Führende deutsche Bildungsforscher verlangen einen revolutionären Umbau des Bildungssystems. Schulen sollten zwar staatlich finanziert, aber von privaten Trägern geleitet werden. Lehrer müssten regelmäßig ihre "Lizenz" durch die Teilnahme an Fortbildungen erneuern.

In einem Gutachten empfiehlt der "Aktionsrat Bildung", dem sieben namhafte Professoren angehören, eine deutlich größere Autonomie der Schulen. Sie sollen selbst verantwortlich sein für Auswahl und Einsatz der Pädagogen, aber auch für ihre leistungsbezogene Bezahlung. Zudem sollen Lehrer grundsätzlich befristet beschäftigt werden.

"Masterplan" für Reformen

Ihre Arbeitsverträge sollen nur nach Teilnahme an Fortbildungen verlängert werden.

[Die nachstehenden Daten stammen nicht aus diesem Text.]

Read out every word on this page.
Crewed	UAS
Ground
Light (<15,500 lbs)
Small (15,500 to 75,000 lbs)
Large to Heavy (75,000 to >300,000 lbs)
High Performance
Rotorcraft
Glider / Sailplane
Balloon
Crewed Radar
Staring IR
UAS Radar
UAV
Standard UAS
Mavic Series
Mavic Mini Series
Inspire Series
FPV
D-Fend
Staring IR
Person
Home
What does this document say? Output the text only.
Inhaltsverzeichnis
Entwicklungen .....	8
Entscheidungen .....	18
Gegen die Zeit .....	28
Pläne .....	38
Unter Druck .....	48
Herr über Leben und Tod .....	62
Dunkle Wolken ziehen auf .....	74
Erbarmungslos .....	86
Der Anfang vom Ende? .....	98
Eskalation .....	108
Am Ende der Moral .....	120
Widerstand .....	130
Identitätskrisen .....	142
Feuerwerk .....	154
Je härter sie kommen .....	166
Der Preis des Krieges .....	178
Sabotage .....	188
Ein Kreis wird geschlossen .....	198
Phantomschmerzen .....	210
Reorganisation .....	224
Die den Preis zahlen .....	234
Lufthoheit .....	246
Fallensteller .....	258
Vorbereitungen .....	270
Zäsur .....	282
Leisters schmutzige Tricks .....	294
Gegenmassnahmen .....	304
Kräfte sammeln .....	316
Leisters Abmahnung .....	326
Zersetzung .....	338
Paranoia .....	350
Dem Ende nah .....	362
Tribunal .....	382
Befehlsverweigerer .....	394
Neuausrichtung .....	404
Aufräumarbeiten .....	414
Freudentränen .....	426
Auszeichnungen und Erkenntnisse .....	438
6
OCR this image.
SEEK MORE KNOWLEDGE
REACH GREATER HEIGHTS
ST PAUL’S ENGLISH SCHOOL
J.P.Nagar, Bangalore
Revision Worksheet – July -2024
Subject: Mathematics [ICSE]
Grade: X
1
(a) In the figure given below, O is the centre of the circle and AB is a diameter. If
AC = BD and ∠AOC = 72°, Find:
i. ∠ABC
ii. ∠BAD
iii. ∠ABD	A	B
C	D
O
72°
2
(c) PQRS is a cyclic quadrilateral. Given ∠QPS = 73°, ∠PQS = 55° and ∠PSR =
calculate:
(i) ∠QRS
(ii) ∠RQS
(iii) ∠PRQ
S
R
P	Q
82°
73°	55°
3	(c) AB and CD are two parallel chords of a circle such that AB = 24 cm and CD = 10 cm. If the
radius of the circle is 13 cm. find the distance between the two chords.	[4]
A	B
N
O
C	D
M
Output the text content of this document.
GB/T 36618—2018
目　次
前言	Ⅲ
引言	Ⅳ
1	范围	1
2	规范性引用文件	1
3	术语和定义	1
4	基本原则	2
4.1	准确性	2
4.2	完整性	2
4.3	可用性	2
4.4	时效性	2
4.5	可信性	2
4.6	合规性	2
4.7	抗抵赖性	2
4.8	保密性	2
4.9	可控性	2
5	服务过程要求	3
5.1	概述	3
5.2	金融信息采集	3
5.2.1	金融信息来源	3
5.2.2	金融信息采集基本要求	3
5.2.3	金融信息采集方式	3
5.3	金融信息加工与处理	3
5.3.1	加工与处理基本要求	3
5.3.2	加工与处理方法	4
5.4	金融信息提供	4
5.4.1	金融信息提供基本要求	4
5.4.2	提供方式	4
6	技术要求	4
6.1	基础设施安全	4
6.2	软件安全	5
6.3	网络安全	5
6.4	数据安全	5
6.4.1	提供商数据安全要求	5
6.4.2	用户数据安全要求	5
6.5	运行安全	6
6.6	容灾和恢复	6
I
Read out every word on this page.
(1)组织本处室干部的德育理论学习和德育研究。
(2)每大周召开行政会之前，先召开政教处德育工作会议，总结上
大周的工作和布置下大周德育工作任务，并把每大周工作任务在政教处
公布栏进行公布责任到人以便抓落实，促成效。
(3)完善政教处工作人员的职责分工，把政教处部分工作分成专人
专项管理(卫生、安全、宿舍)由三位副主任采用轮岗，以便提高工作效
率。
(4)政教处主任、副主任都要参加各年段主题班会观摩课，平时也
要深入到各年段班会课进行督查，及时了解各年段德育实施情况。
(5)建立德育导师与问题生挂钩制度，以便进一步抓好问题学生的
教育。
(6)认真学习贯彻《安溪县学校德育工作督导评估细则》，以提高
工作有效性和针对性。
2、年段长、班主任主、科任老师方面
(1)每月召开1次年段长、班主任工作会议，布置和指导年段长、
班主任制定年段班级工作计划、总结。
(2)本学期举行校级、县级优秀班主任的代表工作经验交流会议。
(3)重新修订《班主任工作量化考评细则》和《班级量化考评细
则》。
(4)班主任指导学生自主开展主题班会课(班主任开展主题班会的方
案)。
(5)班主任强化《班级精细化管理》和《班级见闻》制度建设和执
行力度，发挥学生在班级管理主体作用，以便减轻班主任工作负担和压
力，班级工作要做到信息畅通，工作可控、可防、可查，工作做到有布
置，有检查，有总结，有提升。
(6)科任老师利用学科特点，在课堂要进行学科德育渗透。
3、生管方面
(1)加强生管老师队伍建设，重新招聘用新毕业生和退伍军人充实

Lehrpläne und Budgetrahmen müssten jedoch weiter vom Staat vorgegeben werden. Um Migranten und Kinder aus armen Familien besser zu fördern, soll der Staat Zielvereinbarungen mit einzelnen Schulen schließen und erfolgreiche Einrichtungen belohnen.

Mit ihrer Expertise, die an diesem Donnerstag öffentlich vorgestellt werden soll, wollen die Experten die Politik zum Handeln zwingen. Es handle sich um einen "Master-Plan" für Reformen, sagte der Vorsitzende des Aktionsrats, der Präsident der Freien Universität Berlin, Dieter Lenzen, der Süddeutschen Zeitung.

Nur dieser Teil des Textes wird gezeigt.